People involved with and affected by the Endangered Species Act have long hoped that if the Act were to impact urban and suburban areas, then people who live there would finally realize the serious problems the Act creates. More important is the hope that this realization will help generate increased pressure for reforming the Act so that it strikes more of a balance between the needs of species and people, and so that it does a better job conserving species (as Reason has discussed here, here, here, and here).

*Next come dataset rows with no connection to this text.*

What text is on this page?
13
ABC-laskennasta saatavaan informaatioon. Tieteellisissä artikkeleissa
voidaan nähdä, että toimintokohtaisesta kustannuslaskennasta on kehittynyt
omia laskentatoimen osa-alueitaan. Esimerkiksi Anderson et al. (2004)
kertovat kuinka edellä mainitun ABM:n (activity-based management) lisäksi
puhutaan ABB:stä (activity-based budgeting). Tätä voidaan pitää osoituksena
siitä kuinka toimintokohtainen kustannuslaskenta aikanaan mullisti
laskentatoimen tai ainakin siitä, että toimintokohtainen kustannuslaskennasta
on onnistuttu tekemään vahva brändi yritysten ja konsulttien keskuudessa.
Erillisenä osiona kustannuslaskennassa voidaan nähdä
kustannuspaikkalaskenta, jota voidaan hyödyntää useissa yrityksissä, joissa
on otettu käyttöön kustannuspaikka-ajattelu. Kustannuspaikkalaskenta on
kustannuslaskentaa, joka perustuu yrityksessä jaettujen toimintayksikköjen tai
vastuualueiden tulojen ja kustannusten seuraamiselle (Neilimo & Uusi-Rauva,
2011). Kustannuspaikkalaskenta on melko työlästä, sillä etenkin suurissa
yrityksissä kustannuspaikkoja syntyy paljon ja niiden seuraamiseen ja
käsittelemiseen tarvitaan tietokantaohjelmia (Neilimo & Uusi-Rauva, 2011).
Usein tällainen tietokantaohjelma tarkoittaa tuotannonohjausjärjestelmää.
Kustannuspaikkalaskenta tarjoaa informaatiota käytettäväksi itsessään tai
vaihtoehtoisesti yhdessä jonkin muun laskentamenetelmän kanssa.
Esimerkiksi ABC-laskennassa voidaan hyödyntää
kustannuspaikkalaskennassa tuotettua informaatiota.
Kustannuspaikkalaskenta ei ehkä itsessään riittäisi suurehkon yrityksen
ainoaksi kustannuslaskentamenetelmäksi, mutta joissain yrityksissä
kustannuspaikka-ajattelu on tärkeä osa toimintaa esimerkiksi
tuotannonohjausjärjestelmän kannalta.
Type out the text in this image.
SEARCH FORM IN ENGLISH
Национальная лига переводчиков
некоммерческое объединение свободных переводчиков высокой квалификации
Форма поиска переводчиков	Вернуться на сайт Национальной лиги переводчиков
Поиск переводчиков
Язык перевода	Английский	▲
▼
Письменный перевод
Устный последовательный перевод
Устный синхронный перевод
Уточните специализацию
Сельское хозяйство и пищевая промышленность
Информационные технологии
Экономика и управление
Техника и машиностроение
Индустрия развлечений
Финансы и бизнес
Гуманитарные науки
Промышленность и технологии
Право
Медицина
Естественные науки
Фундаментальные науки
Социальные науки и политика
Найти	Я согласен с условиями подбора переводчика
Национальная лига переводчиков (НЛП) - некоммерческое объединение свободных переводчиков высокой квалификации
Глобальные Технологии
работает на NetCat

While it’s unlikely the plight of an obscure crustacean in a Maryland suburb will alone lead to this, perhaps as three things occur–advocates of the Act continue to use it aggressively, more species are listed as a result of a 2011 lawsuit settlement that obligates the federal government to consider for listing 757 species by 2018, and more regions of the country are affected by the Act–there will be an increasing number of voices calling for reform of the Endangered Species Act.